Other ways to use hardware to save energy are lowering the refresh rate and reducing voltage of the memory chip.

Simulations of such hardware show that running EnerJ would cut energy by about 20 to 25 percent, on average, depending on the aggressiveness of the approach. For one program the energy saved was almost 50 percent. Researchers are now designing hardware to test their results in the lab.

Today's computers could also use EnerJ with a purely software-based approach. For example, the computer could round off numbers or skip some extra accuracy checks on the approximate part of the code to save energy -- researchers estimate between 30 and 50 percent savings based on software alone.

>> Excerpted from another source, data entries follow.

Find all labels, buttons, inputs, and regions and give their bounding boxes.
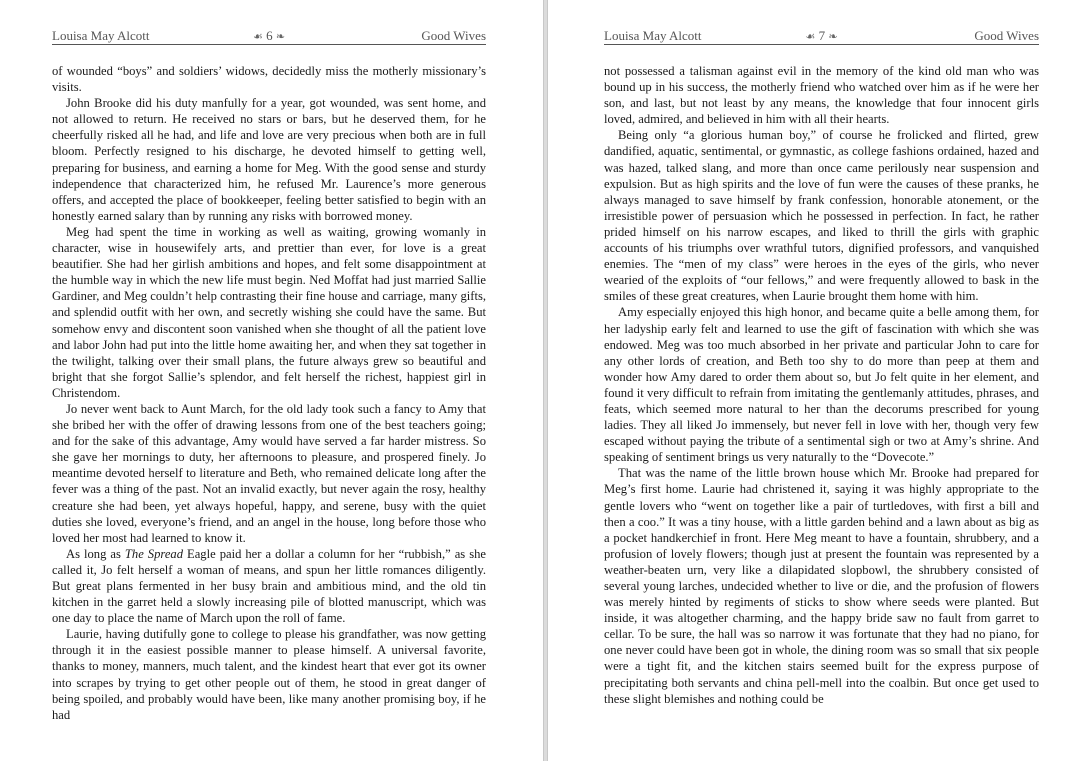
page-number-indicator xyxy=(805,28,837,44)
header-author: Louisa May Alcott xyxy=(604,28,702,43)
paragraph: Being only “a glorious human boy,” of course he frolicked and flirted, grew dandified, aquatic, sentimental, or gymnastic, as college fashions ordained, hazed and was hazed, talked slang, and more than once came perilously near suspension and expulsion. But as high spirits and the love of fun were the causes of these pranks, he always managed to save himself by frank confession, honorable atonement, or the irresistible power of persuasion which he possessed in perfection. In fact, he rather prided himself on his narrow escapes, and liked to thrill the girls with graphic accounts of his triumphs over wrathful tutors, dignified professors, and vanquished enemies. The “men of my class” were heroes in the eyes of the girls, who never wearied of the exploits of “our fellows,” and were frequently allowed to bask in the smiles of these great creatures, when Laurie brought them home with him. xyxy=(604,128,1039,304)
left-page-header xyxy=(52,28,486,45)
page-number: 6 xyxy=(266,28,273,43)
page-number-indicator xyxy=(253,28,285,44)
paragraph: of wounded “boys” and soldiers’ widows, decidedly miss the motherly missionary’s visits. xyxy=(52,64,486,95)
paragraph: Jo never went back to Aunt March, for the old lady took such a fancy to Amy that she bribed her with the offer of drawing lessons from one of the best teachers going; and for the sake of this advantage, Amy would have served a far harder mistress. So she gave her mornings to duty, her afternoons to pleasure, and prospered finely. Jo meantime devoted herself to literature and Beth, who remained delicate long after the fever was a thing of the past. Not an invalid exactly, but never again the rosy, healthy creature she had been, yet always hopeful, happy, and serene, busy with the quiet duties she loved, everyone’s friend, and an angel in the house, long before those who loved her most had learned to know it. xyxy=(52,401,486,545)
paragraph: That was the name of the little brown house which Mr. Brooke had prepared for Meg’s first home. Laurie had christened it, saying it was highly appropriate to the gentle lovers who “went on together like a pair of turtledoves, with first a bill and then a coo.” It was a tiny house, with a little garden behind and a lawn about as big as a pocket handkerchief in front. Here Meg meant to have a fountain, shrubbery, and a profusion of lovely flowers; though just at present the fountain was represented by a weather-beaten urn, very like a dilapidated slopbowl, the shrubbery consisted of several young larches, undecided whether to live or die, and the profusion of flowers was merely hinted by regiments of sticks to show where seeds were planted. But inside, it was altogether charming, and the happy bride saw no fault from garret to cellar. To be sure, the hall was so narrow it was fortunate that they had no piano, for one never could have been got in whole, the dining room was so small that six people were a tight fit, and the kitchen stairs seemed built for the express purpose of precipitating both servants and china pell-mell into the coalbin. But once get used to these slight blemishes and nothing could be xyxy=(604,466,1039,706)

Combining the software and hardware methods they believe they could cut power use by about 90 percent.

"Our long-term goal would be 10 times improvement in battery life," Ceze said. "I don't think it is totally out of the question to have an order of magnitude reduction if we continue squeezing unnecessary accuracy."

The program is called EnerJ because it is an extension for the Java programming language. The team hopes to release the code as an open-source tool this summer.

Co-authors of the paper are UW computer science and engineering professor Dan Grossman, postdoctoral researcher Werner Dietl, graduate student Emily Fortuna and undergraduate Danushen Gnanapragasam. Also involved in the research is doctoral student Hadi Esmaeilzadeh.